Mann shook his head. ‘I’m all right, Lola. I’m not getting much sleep, that’s all. There’s a lot on at work.’ Mann looked around at the other seven girls, who were wearing various dominatrix outfits. ‘All these girls work as mistresses in their spare time like you?’
‘Some. But none of them compare with me, hon.’
She passed Mann a card. It was a photo of Lola dressed in a PVC cat-suit-type outfit, a mask on her face, a whip in her hand.
‘Thanks.’ He took it from her and studied it. ‘Nice card. I’ll let you know; meanwhile…do you know anyone who might specialize in a double act in a hotel room? Two girls, boy-girl even, bondage, rough stuff?’
‘Plenty, why?’
Mann produced the piece of bondage tape from his pocket. ‘Is this stuff standard issue, Lola?’ He handed it to her.
She took it from him and rubbed it between her fingers. ‘Yes and no. It’s definitely bondage tape but it’s thicker than usual.’
‘Where would I be able to buy this?’
Lola shrugged. ‘Web sites.’
‘What about from you? I heard that you had supplied this place with all the outfits. You must have a good source for anything you need.’
Lola looked taken aback for a second and then she turned to top up the other customers’ drinks. She made small talk. She turned back after a few minutes.
‘I have some, it’s true. I bought up some old stock but it’s just for emergencies. It’s difficult to tear with your teeth. It needs a knife to cut it.’
‘Did you sell any on?’ She shook her head. ‘Where did you buy the stock from?’
‘It was a stall in the Mansions. It was only there for a few weeks. A woman was selling off her stuff.’
‘What kind of woman?’
‘Might have been Indian. I can’t remember. She wasn’t Chinese, anyway.’ She looked at the piece in her hand again. ‘Where did you get this piece from?’
‘It was wrapped around a dead man’s foot. Whoever did it tied him up with this before they tortured him. Have any of your businessmen clients been talking about an experience that wasn’t pleasant?’
It was hard to know what she was thinking. Lola only had one expression left that wasn’t Botoxed out or filled in. ‘You got to remember, Johnny, some men really like it mean. Some of them really
want
to be hurt. All the other women I know who make a living from being
mistresses are as sweet natured as they come, just like me.’
She batted her eyelashes at Mann.
‘Yeah, right,’ he smiled.
‘We do it because it’s an easy way to make money without fucking. But, I will ask around for you.’
‘This wasn’t just hurt; his flesh was stripped. His balls virtually cut off.’

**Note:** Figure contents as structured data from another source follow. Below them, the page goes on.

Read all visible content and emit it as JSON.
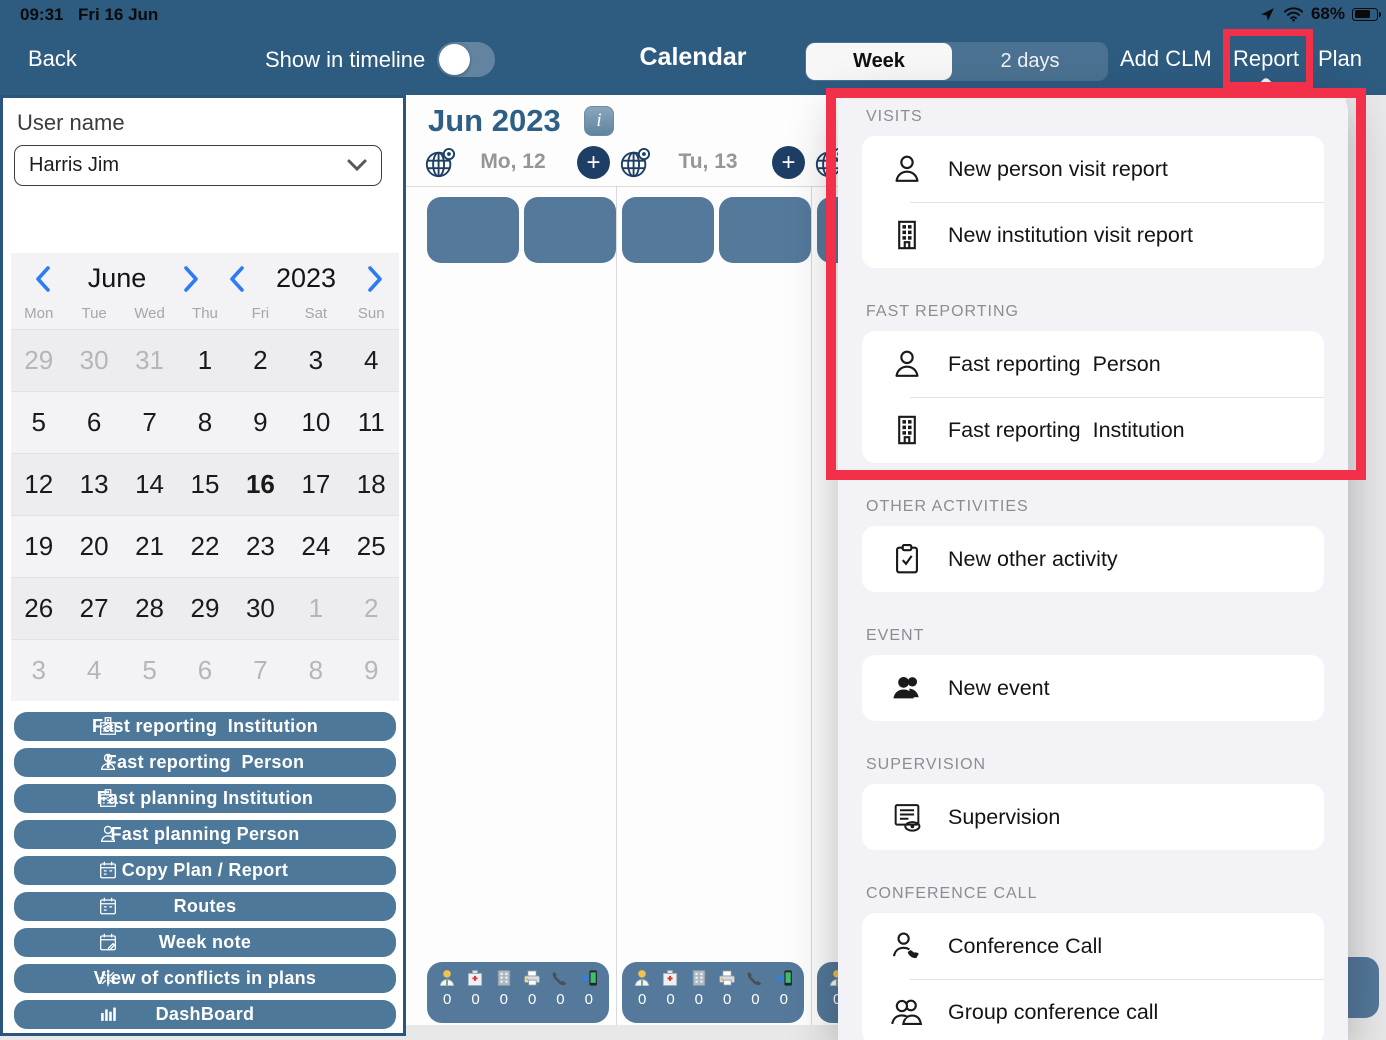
{
  "colors": {
    "navbar": "#2e5b80",
    "steel_button": "#4d7899",
    "event_block": "#54799b",
    "navy_accent": "#1d3f66",
    "annotation_red": "#f23049",
    "ios_blue": "#2e7cf5",
    "popover_bg": "#f2f2f7"
  },
  "status_bar": {
    "time": "09:31",
    "date": "Fri 16 Jun",
    "battery_percent": "68%",
    "icons": [
      "location-icon",
      "wifi-icon",
      "battery-icon"
    ]
  },
  "nav": {
    "back": "Back",
    "timeline_label": "Show in timeline",
    "toggle_state": "off",
    "title": "Calendar",
    "segments": [
      "Week",
      "2 days"
    ],
    "selected_segment": "Week",
    "actions": [
      "Add CLM",
      "Report",
      "Plan"
    ]
  },
  "sidebar": {
    "user_label": "User name",
    "user_value": "Harris Jim",
    "calendar": {
      "month": "June",
      "year": "2023",
      "today": "16",
      "weekdays": [
        "Mon",
        "Tue",
        "Wed",
        "Thu",
        "Fri",
        "Sat",
        "Sun"
      ],
      "weeks": [
        [
          {
            "t": "29",
            "m": 1
          },
          {
            "t": "30",
            "m": 1
          },
          {
            "t": "31",
            "m": 1
          },
          {
            "t": "1",
            "m": 0
          },
          {
            "t": "2",
            "m": 0
          },
          {
            "t": "3",
            "m": 0
          },
          {
            "t": "4",
            "m": 0
          }
        ],
        [
          {
            "t": "5",
            "m": 0
          },
          {
            "t": "6",
            "m": 0
          },
          {
            "t": "7",
            "m": 0
          },
          {
            "t": "8",
            "m": 0
          },
          {
            "t": "9",
            "m": 0
          },
          {
            "t": "10",
            "m": 0
          },
          {
            "t": "11",
            "m": 0
          }
        ],
        [
          {
            "t": "12",
            "m": 0
          },
          {
            "t": "13",
            "m": 0
          },
          {
            "t": "14",
            "m": 0
          },
          {
            "t": "15",
            "m": 0
          },
          {
            "t": "16",
            "m": 0
          },
          {
            "t": "17",
            "m": 0
          },
          {
            "t": "18",
            "m": 0
          }
        ],
        [
          {
            "t": "19",
            "m": 0
          },
          {
            "t": "20",
            "m": 0
          },
          {
            "t": "21",
            "m": 0
          },
          {
            "t": "22",
            "m": 0
          },
          {
            "t": "23",
            "m": 0
          },
          {
            "t": "24",
            "m": 0
          },
          {
            "t": "25",
            "m": 0
          }
        ],
        [
          {
            "t": "26",
            "m": 0
          },
          {
            "t": "27",
            "m": 0
          },
          {
            "t": "28",
            "m": 0
          },
          {
            "t": "29",
            "m": 0
          },
          {
            "t": "30",
            "m": 0
          },
          {
            "t": "1",
            "m": 1
          },
          {
            "t": "2",
            "m": 1
          }
        ],
        [
          {
            "t": "3",
            "m": 1
          },
          {
            "t": "4",
            "m": 1
          },
          {
            "t": "5",
            "m": 1
          },
          {
            "t": "6",
            "m": 1
          },
          {
            "t": "7",
            "m": 1
          },
          {
            "t": "8",
            "m": 1
          },
          {
            "t": "9",
            "m": 1
          }
        ]
      ]
    },
    "buttons": [
      {
        "icon": "hospital-outline-icon",
        "label": "Fast reporting  Institution"
      },
      {
        "icon": "person-outline-icon",
        "label": "Fast reporting  Person"
      },
      {
        "icon": "hospital-outline-icon",
        "label": "Fast planning Institution"
      },
      {
        "icon": "person-outline-icon",
        "label": "Fast planning Person"
      },
      {
        "icon": "calendar-icon",
        "label": "Copy Plan / Report"
      },
      {
        "icon": "calendar-icon",
        "label": "Routes"
      },
      {
        "icon": "calendar-pencil-icon",
        "label": "Week note"
      },
      {
        "icon": "burst-icon",
        "label": "View of conflicts in plans"
      },
      {
        "icon": "bar-chart-icon",
        "label": "DashBoard"
      }
    ]
  },
  "main": {
    "month_title": "Jun 2023",
    "info_label": "i",
    "plus_label": "+",
    "days": [
      {
        "label": "Mo, 12"
      },
      {
        "label": "Tu, 13"
      },
      {
        "label": ""
      }
    ],
    "summary_icons": [
      "doctor-icon",
      "hospital-icon",
      "office-icon",
      "fax-icon",
      "phone-icon",
      "mobile-arrow-icon"
    ],
    "counts": [
      "0",
      "0",
      "0",
      "0",
      "0",
      "0"
    ]
  },
  "menu": {
    "sections": [
      {
        "title": "VISITS",
        "items": [
          {
            "icon": "person-icon",
            "label": "New person visit report"
          },
          {
            "icon": "institution-icon",
            "label": "New institution visit report"
          }
        ]
      },
      {
        "title": "FAST REPORTING",
        "items": [
          {
            "icon": "person-icon",
            "label": "Fast reporting  Person"
          },
          {
            "icon": "institution-icon",
            "label": "Fast reporting  Institution"
          }
        ]
      },
      {
        "title": "OTHER ACTIVITIES",
        "items": [
          {
            "icon": "clipboard-check-icon",
            "label": "New other activity"
          }
        ]
      },
      {
        "title": "EVENT",
        "items": [
          {
            "icon": "people-filled-icon",
            "label": "New event"
          }
        ]
      },
      {
        "title": "SUPERVISION",
        "items": [
          {
            "icon": "supervision-icon",
            "label": "Supervision"
          }
        ]
      },
      {
        "title": "CONFERENCE CALL",
        "items": [
          {
            "icon": "person-phone-icon",
            "label": "Conference Call"
          },
          {
            "icon": "group-call-icon",
            "label": "Group conference call"
          }
        ]
      }
    ]
  }
}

She looked momentarily shocked which was registered on her face by her eyes opening up wide. ‘Shit, that’s seriously nasty.’ She shook her head. ‘That doesn’t sound like an S & M game to me.’
‘Yeah, I agree.’ Mann finished his drink. ‘She went to a lot of trouble to make sure he felt the pain. He took a long time to die. You give me a ring if you remember anything else, Lola.’
Mann left Lola. He walked back out onto the street. He got a call from CK.
‘I wanted to express my sympathy at the death of your officer and to ask you to join me this evening.’